![[Session Report] Revealing the Secret of 40% Cost Reduction! Best Practices for Large-scale Model Training Proven in Amazon Nova Development (AWS-56) #AWSSummit](https://images.ctfassets.net/ct0aopd36mqt/IpyxwdJt9befE2LRbgxQg/028ee4834e885c77086d6c53a87f1c10/eyecatch_awssummitjapan2025_sessionj_1200x630.jpg?w=3840&fm=webp)
[Session Report] Revealing the Secret of 40% Cost Reduction! Best Practices for Large-scale Model Training Proven in Amazon Nova Development (AWS-56) #AWSSummit
This page has been translated by machine translation. View original
June 26, 2025 (Thu) 15:50 - 16:30
Speaker: Keita Watanabe
Sr. World Wide Specialist Solutions Architect, Frameworks WWSO
Amazon Web Services Japan G.K.
Overview
The combination of Amazon SageMaker HyperPod and EC2 UltraClusters has achieved high fault tolerance and efficiency in large-scale foundation model training. By leveraging these best practices, which were proven during the development of Amazon Nova, it is possible to reduce costs and shorten training time. Particularly, the optimal combination of 3D parallelism (data parallel, tensor parallel, pipeline parallel) in distributed training and technologies such as asynchronous checkpoint generation played crucial roles.

Evolution and Challenges of Distributed Learning
Machine learning has evolved from being completed on a single GPU to requiring distributed learning due to the emergence of large-scale foundation models.
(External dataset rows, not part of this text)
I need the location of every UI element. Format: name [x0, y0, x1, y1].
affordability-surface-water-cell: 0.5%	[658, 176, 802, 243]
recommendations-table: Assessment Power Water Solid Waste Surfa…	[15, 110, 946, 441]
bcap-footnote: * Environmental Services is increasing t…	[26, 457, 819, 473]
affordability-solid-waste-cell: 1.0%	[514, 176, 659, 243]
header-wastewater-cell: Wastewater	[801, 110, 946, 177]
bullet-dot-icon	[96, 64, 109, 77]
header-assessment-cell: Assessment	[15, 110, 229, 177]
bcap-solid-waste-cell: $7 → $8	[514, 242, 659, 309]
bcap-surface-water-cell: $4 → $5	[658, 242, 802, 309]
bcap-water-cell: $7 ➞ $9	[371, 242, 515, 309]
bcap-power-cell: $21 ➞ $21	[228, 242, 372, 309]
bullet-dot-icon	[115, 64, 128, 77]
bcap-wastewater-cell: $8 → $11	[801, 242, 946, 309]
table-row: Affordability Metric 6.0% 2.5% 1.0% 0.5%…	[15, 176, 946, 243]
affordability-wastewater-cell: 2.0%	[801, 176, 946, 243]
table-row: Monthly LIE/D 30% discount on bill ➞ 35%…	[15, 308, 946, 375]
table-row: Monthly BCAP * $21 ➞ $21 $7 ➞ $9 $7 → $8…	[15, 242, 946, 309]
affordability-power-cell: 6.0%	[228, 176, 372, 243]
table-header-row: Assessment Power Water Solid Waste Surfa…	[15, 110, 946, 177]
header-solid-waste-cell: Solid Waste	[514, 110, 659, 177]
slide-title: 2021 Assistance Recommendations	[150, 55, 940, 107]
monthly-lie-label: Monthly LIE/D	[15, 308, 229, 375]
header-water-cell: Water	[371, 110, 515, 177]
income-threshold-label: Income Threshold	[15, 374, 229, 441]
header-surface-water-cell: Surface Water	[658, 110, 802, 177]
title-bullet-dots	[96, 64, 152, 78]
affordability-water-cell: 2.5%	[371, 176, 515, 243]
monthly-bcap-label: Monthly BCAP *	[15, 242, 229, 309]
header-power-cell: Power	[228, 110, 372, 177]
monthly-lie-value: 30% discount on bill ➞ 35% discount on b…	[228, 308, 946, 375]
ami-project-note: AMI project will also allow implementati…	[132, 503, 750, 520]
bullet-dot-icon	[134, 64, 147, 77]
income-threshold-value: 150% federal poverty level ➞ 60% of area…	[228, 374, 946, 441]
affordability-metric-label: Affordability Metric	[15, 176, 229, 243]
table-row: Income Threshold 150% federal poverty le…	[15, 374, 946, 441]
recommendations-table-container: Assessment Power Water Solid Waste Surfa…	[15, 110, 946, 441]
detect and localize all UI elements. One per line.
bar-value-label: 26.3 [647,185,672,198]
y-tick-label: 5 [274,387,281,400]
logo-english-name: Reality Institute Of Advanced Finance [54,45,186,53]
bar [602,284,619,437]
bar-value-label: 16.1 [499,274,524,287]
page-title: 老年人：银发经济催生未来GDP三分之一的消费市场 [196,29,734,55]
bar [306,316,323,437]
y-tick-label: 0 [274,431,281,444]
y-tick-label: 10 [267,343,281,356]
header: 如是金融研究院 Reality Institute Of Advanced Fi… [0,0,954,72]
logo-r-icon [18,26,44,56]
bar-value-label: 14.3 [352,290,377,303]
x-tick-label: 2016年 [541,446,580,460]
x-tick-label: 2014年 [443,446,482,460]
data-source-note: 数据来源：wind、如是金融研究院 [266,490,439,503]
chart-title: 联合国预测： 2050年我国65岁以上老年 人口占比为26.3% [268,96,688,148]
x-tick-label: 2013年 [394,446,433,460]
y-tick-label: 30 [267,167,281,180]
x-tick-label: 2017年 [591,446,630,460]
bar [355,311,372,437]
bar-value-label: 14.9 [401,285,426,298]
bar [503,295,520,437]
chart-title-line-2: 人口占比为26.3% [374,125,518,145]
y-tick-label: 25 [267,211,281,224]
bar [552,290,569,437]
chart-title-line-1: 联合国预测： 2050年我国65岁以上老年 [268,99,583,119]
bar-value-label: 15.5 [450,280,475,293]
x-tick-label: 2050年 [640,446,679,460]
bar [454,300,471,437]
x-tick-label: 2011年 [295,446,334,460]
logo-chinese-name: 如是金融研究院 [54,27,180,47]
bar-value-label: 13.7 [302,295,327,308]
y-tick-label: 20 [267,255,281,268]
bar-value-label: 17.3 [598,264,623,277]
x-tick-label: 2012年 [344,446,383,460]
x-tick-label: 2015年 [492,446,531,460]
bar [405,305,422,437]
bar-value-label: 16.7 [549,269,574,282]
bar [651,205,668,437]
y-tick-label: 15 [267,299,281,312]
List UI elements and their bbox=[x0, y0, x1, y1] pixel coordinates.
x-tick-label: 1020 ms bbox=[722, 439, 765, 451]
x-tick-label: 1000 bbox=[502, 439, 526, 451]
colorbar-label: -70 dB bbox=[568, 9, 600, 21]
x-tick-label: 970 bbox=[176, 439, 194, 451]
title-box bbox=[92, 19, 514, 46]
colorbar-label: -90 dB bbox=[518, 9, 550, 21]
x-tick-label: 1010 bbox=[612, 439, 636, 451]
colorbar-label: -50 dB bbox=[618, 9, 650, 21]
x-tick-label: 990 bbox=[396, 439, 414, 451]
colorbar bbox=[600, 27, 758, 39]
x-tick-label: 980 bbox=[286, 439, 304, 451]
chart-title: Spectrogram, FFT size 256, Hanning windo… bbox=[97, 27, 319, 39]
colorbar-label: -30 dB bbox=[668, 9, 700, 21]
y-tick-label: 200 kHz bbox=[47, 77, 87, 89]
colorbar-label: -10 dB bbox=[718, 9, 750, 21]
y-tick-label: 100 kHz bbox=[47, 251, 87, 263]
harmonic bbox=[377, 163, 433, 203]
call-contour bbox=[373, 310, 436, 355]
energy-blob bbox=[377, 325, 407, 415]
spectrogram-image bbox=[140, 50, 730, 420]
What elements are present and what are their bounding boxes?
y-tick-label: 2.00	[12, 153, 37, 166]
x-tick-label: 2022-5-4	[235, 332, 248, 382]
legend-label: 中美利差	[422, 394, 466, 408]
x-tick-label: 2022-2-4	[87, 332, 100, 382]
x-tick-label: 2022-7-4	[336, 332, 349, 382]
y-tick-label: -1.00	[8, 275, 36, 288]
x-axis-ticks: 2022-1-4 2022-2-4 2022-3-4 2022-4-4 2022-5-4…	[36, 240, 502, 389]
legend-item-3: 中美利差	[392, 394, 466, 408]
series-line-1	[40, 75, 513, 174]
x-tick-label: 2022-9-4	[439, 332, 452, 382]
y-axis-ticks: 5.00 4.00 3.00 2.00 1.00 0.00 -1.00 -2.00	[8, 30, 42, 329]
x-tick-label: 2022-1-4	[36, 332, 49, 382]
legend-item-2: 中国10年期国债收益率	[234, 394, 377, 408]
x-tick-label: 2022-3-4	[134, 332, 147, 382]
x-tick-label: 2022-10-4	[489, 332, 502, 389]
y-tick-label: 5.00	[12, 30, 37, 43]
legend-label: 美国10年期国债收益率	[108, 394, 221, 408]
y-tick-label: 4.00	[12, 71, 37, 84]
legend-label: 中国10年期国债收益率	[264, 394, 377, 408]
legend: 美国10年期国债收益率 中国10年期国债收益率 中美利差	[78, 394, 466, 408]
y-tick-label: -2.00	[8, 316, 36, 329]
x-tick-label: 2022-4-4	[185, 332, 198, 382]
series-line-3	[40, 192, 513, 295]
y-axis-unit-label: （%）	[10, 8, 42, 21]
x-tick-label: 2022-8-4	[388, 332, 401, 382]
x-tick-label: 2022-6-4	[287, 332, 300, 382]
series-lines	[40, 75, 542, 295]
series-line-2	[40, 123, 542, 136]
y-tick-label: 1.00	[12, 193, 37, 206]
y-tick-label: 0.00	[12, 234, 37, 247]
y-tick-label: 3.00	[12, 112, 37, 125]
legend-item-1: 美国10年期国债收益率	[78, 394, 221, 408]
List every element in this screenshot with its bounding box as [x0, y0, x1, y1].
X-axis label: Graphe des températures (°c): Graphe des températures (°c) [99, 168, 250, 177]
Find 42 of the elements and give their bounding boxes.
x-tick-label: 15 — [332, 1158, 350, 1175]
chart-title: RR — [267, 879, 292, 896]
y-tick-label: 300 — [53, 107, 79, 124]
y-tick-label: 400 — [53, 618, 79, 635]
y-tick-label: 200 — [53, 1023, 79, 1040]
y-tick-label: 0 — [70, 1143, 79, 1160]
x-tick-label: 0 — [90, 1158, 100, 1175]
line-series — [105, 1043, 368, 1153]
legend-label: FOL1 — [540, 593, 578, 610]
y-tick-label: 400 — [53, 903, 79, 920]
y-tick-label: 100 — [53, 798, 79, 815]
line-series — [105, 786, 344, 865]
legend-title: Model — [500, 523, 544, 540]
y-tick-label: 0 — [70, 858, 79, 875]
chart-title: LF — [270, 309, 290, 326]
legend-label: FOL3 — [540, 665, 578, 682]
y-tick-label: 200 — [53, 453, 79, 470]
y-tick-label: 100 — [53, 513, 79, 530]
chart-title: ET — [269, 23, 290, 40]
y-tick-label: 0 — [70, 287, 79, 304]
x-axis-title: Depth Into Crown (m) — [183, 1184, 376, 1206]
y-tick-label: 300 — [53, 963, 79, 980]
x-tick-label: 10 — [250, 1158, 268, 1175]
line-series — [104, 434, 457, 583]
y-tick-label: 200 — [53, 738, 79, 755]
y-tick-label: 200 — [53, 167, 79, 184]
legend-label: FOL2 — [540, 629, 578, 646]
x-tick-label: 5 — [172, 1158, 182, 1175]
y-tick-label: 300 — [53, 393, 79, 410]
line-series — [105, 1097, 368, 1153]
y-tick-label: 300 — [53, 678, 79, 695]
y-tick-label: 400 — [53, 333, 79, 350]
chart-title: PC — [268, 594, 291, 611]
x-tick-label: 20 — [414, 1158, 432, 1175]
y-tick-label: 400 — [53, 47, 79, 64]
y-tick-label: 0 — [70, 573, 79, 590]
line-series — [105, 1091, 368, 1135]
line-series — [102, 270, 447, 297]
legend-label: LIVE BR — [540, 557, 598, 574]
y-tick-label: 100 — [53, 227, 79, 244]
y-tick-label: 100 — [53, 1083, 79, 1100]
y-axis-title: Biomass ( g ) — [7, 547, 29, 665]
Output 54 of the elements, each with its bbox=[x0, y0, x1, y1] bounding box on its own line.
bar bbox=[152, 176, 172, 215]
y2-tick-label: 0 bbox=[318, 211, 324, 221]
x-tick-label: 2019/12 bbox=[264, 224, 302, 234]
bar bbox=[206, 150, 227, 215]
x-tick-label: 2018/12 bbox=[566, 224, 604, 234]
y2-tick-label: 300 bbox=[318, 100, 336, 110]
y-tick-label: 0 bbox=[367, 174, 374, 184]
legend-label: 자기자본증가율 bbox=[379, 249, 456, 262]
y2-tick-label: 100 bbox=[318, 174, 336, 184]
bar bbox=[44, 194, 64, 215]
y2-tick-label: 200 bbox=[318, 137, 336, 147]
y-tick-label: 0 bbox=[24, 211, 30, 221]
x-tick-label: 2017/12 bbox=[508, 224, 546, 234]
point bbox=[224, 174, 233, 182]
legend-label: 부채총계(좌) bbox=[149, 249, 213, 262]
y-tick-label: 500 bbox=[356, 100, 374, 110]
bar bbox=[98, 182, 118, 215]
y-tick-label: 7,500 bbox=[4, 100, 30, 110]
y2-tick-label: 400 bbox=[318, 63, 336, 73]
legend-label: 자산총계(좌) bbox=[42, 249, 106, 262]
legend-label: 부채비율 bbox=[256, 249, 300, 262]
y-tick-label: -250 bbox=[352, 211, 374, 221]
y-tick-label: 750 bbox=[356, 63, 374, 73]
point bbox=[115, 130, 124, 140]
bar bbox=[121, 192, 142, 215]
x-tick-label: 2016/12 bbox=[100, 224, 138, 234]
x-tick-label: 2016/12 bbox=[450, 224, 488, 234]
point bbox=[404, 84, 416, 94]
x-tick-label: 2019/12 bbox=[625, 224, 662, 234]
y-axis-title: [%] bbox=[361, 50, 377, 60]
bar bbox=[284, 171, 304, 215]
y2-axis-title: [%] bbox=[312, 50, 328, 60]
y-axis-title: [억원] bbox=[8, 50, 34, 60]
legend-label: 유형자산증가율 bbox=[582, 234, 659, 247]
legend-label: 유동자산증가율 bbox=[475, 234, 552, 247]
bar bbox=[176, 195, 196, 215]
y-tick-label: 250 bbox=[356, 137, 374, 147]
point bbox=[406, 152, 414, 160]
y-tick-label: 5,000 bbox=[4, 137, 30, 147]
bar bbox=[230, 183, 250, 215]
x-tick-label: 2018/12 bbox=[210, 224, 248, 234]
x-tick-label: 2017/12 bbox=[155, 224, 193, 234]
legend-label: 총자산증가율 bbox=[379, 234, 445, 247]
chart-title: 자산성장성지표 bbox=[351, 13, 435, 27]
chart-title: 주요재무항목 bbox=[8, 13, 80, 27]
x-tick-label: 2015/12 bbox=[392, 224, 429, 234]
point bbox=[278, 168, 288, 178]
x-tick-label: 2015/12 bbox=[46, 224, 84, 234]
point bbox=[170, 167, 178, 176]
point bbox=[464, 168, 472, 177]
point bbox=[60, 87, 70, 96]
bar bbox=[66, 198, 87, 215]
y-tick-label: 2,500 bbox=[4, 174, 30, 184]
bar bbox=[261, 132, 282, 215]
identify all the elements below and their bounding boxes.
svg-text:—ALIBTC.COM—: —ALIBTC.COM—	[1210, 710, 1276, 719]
There are three main parallelization methods in distributed learning:
- Data Parallelism
Processing different data across multiple model replicas - Tensor Parallelism
Distributing processing at the MLP and Attention block level - Pipeline Parallelism
Distributing each layer of the model
However, distributed learning has tightly coupled states, with the vulnerability that a single node failure can stop the entire learning process.
Innovative Features of Amazon SageMaker HyperPod
AWS provides insights gained from developing its own generative AI Amazon Nova to overcome the drawbacks of distributed learning in the form of Amazon SageMaker HyperPod. HyperPod is a foundation model development environment that reflects best practices in large-scale distributed learning.
- Resiliency Feature
Automatic recovery during node failures - HyperPod Observability
Visualization of system issues - Asynchronous Checkpoint Generation
Creating checkpoints without interrupting training
Leveraging Amazon EC2 UltraClusters
UltraClusters function as a supercomputer foundation integrating high-performance computing, networking, and storage.
- High-speed accelerators and large-capacity device memory
- High-bandwidth interconnect
- Scalable distributed file storage

AWS Deep Learning Software Stack
Providing machine images with all necessary libraries for model development in the form of Deep Learning AMI (DLAMI).
- ML Frameworks
PyTorch, JAX, DDP, FSDP, MegatronLM, DeepSpeed, torch-neuronx - Communication Libraries & SDKs
NCCL (important for GPU communication), AWS OFI NCCL, SMP, SMDDP - Hardware & Kernels
Accelerator drivers, EFA kernel drivers
Proven Case Studies
- Llama 3.3 Swallow
Adopted best practices for distributed learning using HyperPod
Impression
I was impressed by the innovation in large-scale model training brought about by AWS's advanced distributed computing architecture. In particular, the improved fault tolerance and efficiency achieved by combining Amazon SageMaker HyperPod and EC2 UltraClusters is expected to provide a significant competitive advantage in future AI development.